Sexual orientation is different. It occurs, generally, in pre-adolescence and adolescence, where at some moment a child, invaded by all the impulses of adolescents, can feel an attraction for a child of the same sex, but this doesn’t mean that he is a homosexual or she a lesbian. It means that these emotions still need to be channeled and governed. My clinical experience tells me that if we wait for the opportune moments and do not catalog a boy or girl that feels a homosexual attraction, but help them little by little to know and govern their emotions, this apparent homosexual experience becomes heterosexual, namely, he/she moves towards his/her true identity. The most important thing in adolescents is to help them become the owner of their emotions.
It could happen that someone in adult age and master of his emotions can feel an attraction to persons of his same sex . . . Then, what happens? We won’t go to Heaven for the sexual orientation we have; we will go to Heaven because we have passed the glass with water to the other. I have never found in the Gospel that I’ll go to Heaven because I believe in God; Jesus doesn’t ask me this; He doesn’t even ask me if I am Muslim, Christian or if I have sexual tendencies. He asks me if I fed the hungry, clothed the naked . . . that is, if I’ve loved the person. We go to Heaven because we love man. It’s by loving man that I reach God. This Pope, who is brilliant, says that I must touch Christ’s flesh, which is my brother’s flesh, to touch God.

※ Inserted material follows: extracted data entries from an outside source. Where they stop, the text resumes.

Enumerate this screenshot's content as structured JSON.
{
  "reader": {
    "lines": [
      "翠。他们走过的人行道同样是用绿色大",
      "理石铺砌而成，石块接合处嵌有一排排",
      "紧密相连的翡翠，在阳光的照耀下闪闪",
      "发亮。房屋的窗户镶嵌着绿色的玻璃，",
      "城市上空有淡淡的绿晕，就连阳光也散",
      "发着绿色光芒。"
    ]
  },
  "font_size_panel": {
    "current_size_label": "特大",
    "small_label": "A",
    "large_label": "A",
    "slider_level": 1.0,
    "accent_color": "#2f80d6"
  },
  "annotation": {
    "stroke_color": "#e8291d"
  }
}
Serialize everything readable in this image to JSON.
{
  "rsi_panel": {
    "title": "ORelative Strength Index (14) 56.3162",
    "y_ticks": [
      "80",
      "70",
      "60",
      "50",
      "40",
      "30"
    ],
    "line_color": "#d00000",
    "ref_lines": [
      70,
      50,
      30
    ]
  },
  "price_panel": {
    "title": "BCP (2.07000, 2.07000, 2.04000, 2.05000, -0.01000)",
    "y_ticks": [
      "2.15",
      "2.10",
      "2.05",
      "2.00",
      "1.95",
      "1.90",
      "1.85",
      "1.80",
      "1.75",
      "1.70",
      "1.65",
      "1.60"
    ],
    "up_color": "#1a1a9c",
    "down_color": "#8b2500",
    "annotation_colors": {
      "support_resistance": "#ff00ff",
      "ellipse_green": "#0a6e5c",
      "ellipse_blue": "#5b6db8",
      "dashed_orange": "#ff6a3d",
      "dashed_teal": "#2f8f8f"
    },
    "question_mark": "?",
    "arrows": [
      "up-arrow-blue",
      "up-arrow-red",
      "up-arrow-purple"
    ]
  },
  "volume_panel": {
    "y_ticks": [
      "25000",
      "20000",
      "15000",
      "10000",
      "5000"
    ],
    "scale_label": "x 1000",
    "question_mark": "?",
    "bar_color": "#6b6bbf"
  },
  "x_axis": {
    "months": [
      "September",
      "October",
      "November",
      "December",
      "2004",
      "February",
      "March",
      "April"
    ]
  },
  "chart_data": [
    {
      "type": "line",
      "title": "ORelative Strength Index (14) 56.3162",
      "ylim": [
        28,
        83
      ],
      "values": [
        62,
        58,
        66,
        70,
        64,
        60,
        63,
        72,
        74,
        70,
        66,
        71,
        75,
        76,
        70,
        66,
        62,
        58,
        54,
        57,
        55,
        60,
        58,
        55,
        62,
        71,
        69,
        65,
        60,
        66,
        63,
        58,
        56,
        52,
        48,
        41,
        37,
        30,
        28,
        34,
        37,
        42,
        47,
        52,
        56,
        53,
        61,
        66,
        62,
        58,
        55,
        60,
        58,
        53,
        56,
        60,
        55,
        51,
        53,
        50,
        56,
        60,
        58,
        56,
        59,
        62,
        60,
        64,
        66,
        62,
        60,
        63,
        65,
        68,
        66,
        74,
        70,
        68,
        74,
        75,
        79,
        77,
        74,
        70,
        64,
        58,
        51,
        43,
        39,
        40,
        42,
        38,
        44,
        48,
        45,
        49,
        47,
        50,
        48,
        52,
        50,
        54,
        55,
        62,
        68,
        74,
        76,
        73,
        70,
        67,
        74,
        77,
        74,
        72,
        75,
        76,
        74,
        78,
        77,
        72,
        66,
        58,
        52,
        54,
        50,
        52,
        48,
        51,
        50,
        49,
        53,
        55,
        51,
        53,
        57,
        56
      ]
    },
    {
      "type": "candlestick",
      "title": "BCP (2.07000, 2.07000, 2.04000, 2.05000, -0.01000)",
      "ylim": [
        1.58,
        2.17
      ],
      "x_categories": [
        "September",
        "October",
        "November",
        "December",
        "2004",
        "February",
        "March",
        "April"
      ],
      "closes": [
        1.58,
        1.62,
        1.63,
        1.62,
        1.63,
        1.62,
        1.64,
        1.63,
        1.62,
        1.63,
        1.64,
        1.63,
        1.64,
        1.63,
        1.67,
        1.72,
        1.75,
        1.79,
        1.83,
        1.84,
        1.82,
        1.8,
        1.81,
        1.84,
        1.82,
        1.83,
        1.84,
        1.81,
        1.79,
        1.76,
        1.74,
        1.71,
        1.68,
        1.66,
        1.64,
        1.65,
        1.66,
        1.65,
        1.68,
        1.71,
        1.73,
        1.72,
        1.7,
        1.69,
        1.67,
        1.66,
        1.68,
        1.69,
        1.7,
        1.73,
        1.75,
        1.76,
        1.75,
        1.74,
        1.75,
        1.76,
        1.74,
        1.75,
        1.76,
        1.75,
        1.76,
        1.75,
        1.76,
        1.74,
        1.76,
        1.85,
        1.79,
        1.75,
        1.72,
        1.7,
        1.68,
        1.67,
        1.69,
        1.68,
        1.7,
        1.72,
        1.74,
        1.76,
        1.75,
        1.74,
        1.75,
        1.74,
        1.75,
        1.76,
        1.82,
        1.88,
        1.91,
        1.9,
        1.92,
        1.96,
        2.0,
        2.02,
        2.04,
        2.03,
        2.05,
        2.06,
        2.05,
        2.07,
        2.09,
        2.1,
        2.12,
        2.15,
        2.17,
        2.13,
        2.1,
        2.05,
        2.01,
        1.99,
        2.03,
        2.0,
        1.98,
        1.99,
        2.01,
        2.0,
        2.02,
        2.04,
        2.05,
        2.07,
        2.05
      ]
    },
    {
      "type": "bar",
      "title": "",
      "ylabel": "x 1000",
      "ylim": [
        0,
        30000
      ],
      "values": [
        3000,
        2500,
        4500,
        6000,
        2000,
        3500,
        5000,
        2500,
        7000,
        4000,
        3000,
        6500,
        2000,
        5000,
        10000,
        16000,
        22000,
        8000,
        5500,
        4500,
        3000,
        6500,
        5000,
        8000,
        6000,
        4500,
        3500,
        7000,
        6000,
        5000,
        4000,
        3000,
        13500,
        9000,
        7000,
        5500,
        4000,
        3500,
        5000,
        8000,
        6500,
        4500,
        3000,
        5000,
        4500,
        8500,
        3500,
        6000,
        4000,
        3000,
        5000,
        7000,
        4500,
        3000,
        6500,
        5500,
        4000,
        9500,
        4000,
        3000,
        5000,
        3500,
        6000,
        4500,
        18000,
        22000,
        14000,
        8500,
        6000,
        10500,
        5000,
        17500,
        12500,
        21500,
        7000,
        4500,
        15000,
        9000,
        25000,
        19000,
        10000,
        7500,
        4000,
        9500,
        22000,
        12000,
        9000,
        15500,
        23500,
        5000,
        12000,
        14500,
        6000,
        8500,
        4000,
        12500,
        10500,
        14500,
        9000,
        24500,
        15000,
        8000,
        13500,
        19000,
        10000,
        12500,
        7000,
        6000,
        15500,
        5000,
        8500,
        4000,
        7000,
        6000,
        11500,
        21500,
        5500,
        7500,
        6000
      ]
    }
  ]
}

We must educate our young people in the beauty of affection and human sexuality. The gender ideology does away with diversity, a terrible error. We must use this diversity better, witnessing that the very beautiful unity and complementarity between man and woman reflect God’s beauty. The Church is finally opening . . .
How can an educator, parent, or catechist present morality to young people as a help on the way and not a burden?
I think the contrary must be done to what has been done up to now, not because those that preceded us made a mistake, but because they didn’t have sufficient light. The first who inspires man’s evolution is the One who created him, God. God is giving us the light to understand the whole of man’s evolution. He is making us understand that morality serves to liberate a person; it’s not a burden; there isn’t any prohibition. God is not the God of fear; He is the God of love, of openness, of courage. To speak of morality by terrifying man is to make use of moralism, which is a degenerated morality. True morality is to look at man and to show both the beauty that is within the human being as well as the beauty there is in affection, in sexuality, in love . . . that a youth enamored with this beauty may become a master and owner of all his instincts and all his emotions. A catechist, an educator must be enamored with man, in love with God, have a personal relationship with Jesus, and impose himself on young people by presenting God’s beauty to them.
We have always thought that to sin is to offend God; however, when one sins, man offends himself because God is, in His essence, exclusively love and light. God is here to support us, especially when we have grave situations; He is the beauty of everything. Then true morality is to start out toward the human height that God asks of us. We must translate God’s great truths into simple words so that our children and young people will go to church because they feel attracted by Jesus, by His love.